Même le personnage positif d'Angy, plus jeune, plus libérée (elle fume clope sur clope, la preuve !), émancipée, joyeuse et exubérante est agaçant.
A noter qu'il n'y a aucun homme dans ce film, sauf deux silhouettes de déménageurs de piano. Est-ce que cela en fait un film féministe pour autant ? Non. L'émancipation (faire une valise) de Chela m'a laissée de marbre. Tous les personnages m'ont paru antipathiques ou plus exactement il m'a été impossible de m'y attacher ou de les trouver sympathiques.

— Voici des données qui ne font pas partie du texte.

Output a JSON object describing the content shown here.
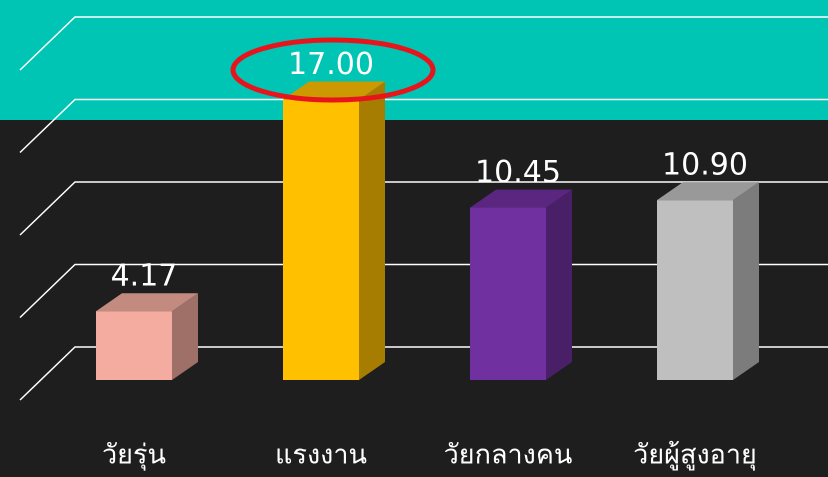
{
  "chart_data": {
    "type": "bar",
    "categories": [
      "วัยรุ่น",
      "แรงงาน",
      "วัยกลางคน",
      "วัยผู้สูงอายุ"
    ],
    "values": [
      4.17,
      17,
      10.45,
      10.9
    ],
    "value_labels": [
      "4.17",
      "17.00",
      "10.45",
      "10.90"
    ],
    "colors": [
      "#f4aca0",
      "#ffc000",
      "#7030a0",
      "#bfbfbf"
    ],
    "ylim": [
      0,
      20
    ],
    "yticks": [
      0,
      5,
      10,
      15,
      20
    ],
    "grid": true
  }
}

Mais tous les avis critiques diffèrent du mien et disent que ce film est une grande réussite...
Commentaires
Le Nicloux tu le vends bien et il me donne furieusement envie ! J'ajoute aux éléments en sa faveur la BO signée de la géniale écorchée vive Shannon Wright que j'ai eu le bonheur de voir plusieurs fois sur scène.
C'est un film qui pourrait avoir tes faveurs en effet.

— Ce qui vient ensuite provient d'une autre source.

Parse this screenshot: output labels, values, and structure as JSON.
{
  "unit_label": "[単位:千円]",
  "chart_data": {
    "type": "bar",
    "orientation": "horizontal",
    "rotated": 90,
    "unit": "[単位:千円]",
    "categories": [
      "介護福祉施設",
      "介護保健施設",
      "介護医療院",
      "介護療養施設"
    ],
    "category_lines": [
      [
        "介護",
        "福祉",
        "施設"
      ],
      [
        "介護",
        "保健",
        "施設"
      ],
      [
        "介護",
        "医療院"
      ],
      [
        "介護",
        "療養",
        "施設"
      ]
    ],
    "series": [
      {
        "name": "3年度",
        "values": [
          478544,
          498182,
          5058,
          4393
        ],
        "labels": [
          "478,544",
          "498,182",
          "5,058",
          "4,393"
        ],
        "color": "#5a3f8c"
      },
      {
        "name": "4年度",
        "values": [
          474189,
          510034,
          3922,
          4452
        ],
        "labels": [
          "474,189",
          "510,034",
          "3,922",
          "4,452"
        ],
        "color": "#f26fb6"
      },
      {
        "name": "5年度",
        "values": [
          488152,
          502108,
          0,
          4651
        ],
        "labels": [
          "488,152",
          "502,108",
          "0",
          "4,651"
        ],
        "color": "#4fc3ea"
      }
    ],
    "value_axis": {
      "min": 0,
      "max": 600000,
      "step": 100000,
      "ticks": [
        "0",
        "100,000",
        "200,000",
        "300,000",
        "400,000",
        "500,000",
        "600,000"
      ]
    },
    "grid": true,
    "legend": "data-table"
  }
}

Je ne connais pas ta Shannon. Je suis sensible aux musiques mais là je devais être happée par les images...
Je suis allée voir les héritières...et je me suis endormie!! Un gros coup de pompe et ce n'est pas ce film plat qui aurait pu me réveiller!!
Il manque en effet d'énergie et je n'ai pas sympathisé avec Chela :-)

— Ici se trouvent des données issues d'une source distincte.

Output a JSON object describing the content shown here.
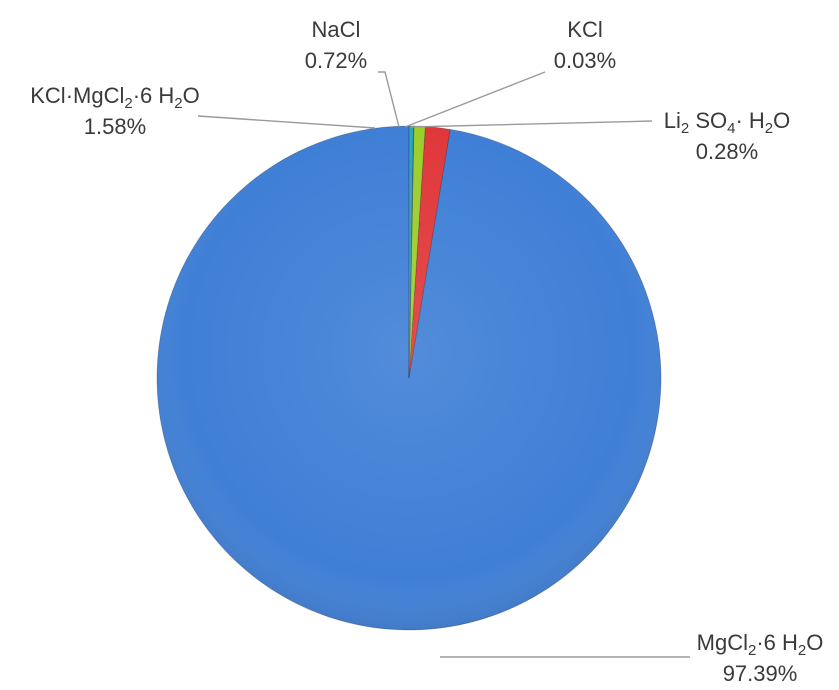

Vous nous ne poussez pas...
Le 1er est une expérience donc forcément plus intéressant que le second, ennuyeux.
Vient de sortir de la séance du Confin des mondes...la fin laisse plus que sur la faim...la jungle très bien filmée. Depardieu aussi parfois très bien filme à certains moments avec la lampe à pétrole derrière lui on dirait un tableau de De La Tour....
Ah moi aussi... cette fin sans fin. Je n'aime pas quand il n'y a pas de fin. C'est pas comme si on allait pouvoir prendre des nouvelles des personnages ou qu'il y aura Les confins du monde 2... ça m'éneeeeeeeeeeeeeerve.
Il y a du TRES bon et du moins bon. Gégé fait partie du TRES bon :-)
La photo est magnifique en effet.
Deux films bien étranges effectivement. Et tu parles si bien des confins du monde, que j'ai envie de le découvrir... Même avec Gérard qui joue bien et que j'aime plus vraiment ces dernières années. Oui, tu donnes cette putain d'envie de sortir du brouillard pour aller s'enfoncer dans la jungle...
Plus j'y pense plus je me dis que ce film a quelque chose de sublime.
Et puis il y a du sexe de l'alcool et de l'opium...
Le 2ème je l'ai déjà oublié.
Pour continuer à aimer Gégé il faut réussir à faire abstraction des âneries qu'il a proférées. Il s'est d'ailleurs bien calmé il me semble.
J'ai tendance à tout lui pardonner depuis la mort de Guilaume.
Et puis je l'ai revu hier dans 1900 et là, il est parfait.
J'avais aimé Valley Of love, j'irais bien voir le second opus malgré les réserves que je lis ici et là.
Ce n'est pas un film ordinaire mais il vaut le déplacement.